Learning with Verification: Improving Object Recognition with the Community’s Input
For Mapillary to automatically detect objects in images, we train our deep neural networks using diverse manually annotated datasets. It’s very challenging to collect a training dataset for detecting street-level objects globally, because it’s difficult to cover the variation in visual appearances and combinations of objects of interest. Due to their costs, manually annotated datasets are usually not complete enough for addressing real-world problems.
Annotating images manually is a very time-consuming task. For example, annotating our Mapillary Vistas Dataset took more than 10 person-years from professionally trained annotators. That’s why we wanted to investigate a way to reduce the manual annotation effort significantly by verifying machine-generated detections instead of annotating images completely from scratch.
Large-scale verifications
To get human-verified detections, we set up challenges for our community to find errors in our machine-generated detections. In particular, we asked them to check if the machine-generated detections were correct. Our community could simply answer with ”Yes”, ”No”, or ”I don't know”, and collect points for each verification.
From this challenge, we received 590K answers from 381 individual contributors from our community. 297K of them were approvals of detections, and 293K were rejections. The detections originated from 195K images altogether. The number of verifications per class are shown in the following figure.
To obtain consistent annotations, we required the detections to be either approved or rejected by two independent contributors. This led to a total number of 114K positive (approvals) and 137K negative (rejections) training samples to be used for improving our algorithms.
Since many objects in an image are usually correctly detected, we don't verify all detections but rather pick random detections in images from all over the world. Doing so, we end up with partly annotated images where for a few detections, we know for sure if they belong to a certain object class or not.
The method
To improve our deep neural networks, we developed a method to incorporate both fully and partly annotated images. This is different from fully supervised machine learning methods because we have to deal with image areas that we don't have annotations for, and verified detections for which we only know if it belongs to a certain class or not (instead of what class it belongs to).
We started with the approach of treating rejections as background and approvals as foreground examples. However, this approach is not ideal in case the predicted class is wrong and the correct class would be any of the others we are looking for.
Because of that, we also developed a loss function which targeted the potential confusion between classes. Experimentally, this loss function was not able to outperform the simple approach of treating rejected bounding boxes as background.
After inspecting the verifications visually, we noticed that most rejections are for detections where the object actually doesn't belong to any of the classes we're looking for. The similar performance of the two methods can be related to the fact that most rejections are valid background examples. Future research is needed to verify this.
To evaluate the effectiveness of using verifications, we chose the recognition tasks of object detection and panoptic segmentation. As a baseline implementation, we used our in-house version of Seamless Scene Segmentation for prototyping, which is trained on the Mapillary Vistas Dataset (MVD). For the baseline experiment, we chose Resnet-18 as the backbone and kept other parameters as default.

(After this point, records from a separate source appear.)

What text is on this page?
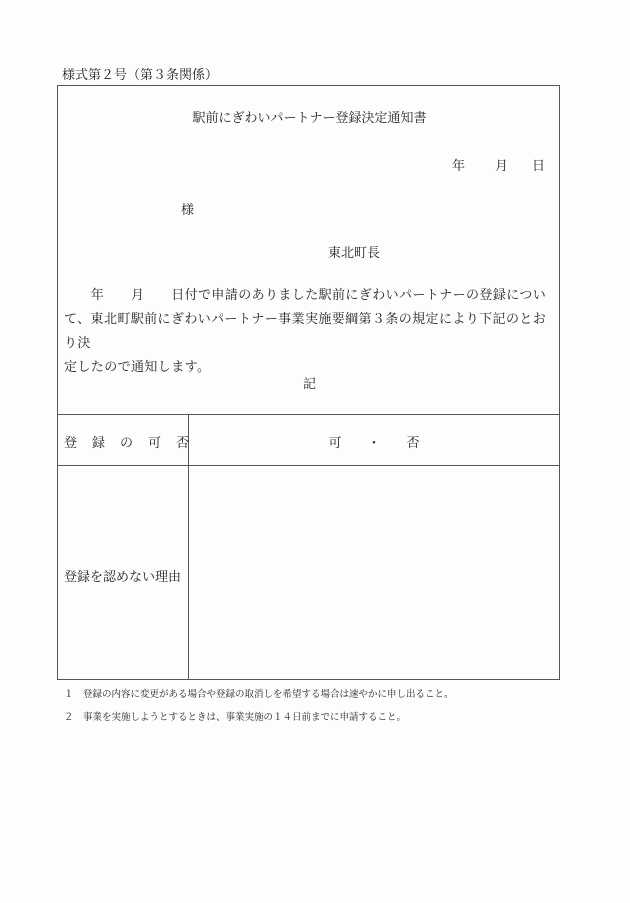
様式第２号（第３条関係）
駅前にぎわいパートナー登録決定通知書
年 月 日
様
東北町長
　　年　　月　　日付で申請のありました駅前にぎわいパートナーの登録につい
て、東北町駅前にぎわいパートナー事業実施要綱第３条の規定により下記のとおり決
定したので通知します。
記
登　録　の　可　否	可　　・　　否
登録を認めない理由
１　登録の内容に変更がある場合や登録の取消しを希望する場合は速やかに申し出ること。
２　事業を実施しようとするときは、事業実施の１４日前までに申請すること。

To train with verifications, we follow an alternating training scheme. First, we compute the gradients, using a batch of fully annotated images only. Second, we compute gradients using a batch of partly annotated images. Third, we update the weights, using the summed gradients. During training, we make use of crop-based training. The batches are distributed over 8 GPUs during training.
The results
We split the verification dataset into 179K training and 15K test images. The test images are selected to represent each class equally if sufficient examples are available. In the following charts, we show the estimated precision, recall, and specificity when training with MVD only, and with MVD plus additional verifications. The quantitative results show that we improve on all three metrics for not only object detection but also for panoptic segmentation on the verification test set.
Below you can see some visual examples of where our recognition algorithms improve by making use of simple yes/no annotations. Left without verifications, right after re-training with verifications.
Next steps
For further improvement, we would like to focus on efficient ways to refine the human-verified detections. Specifically, we want to resolve ambiguous detections where a human also has difficulty to identify the object, as well as assign the correct class to rejected detections in a semi-supervised manner.
All these improvements for object detection and panoptic segmentation on image level let us increase the quality of our machine-generated map features for the OpenStreetMap community and everyone else. We’re planning to deploy the deep neural networks re-trained with verifications to the Mapillary platform in the future.
We’ll keep collecting verification data for further improvements so we encourage you to set up your own verification projects or join and help out in those listed on the Mapillary Marketplace. As of recent, we also have a verification API that lets you approve or reject any detection, even outside verification projects.
A big thank you to our community who contributed with more than half a million verifications to help improve our recognition algorithms, leading to better map data for everyone and more accurate maps everywhere!
/Gerhard, Recognition Team Lead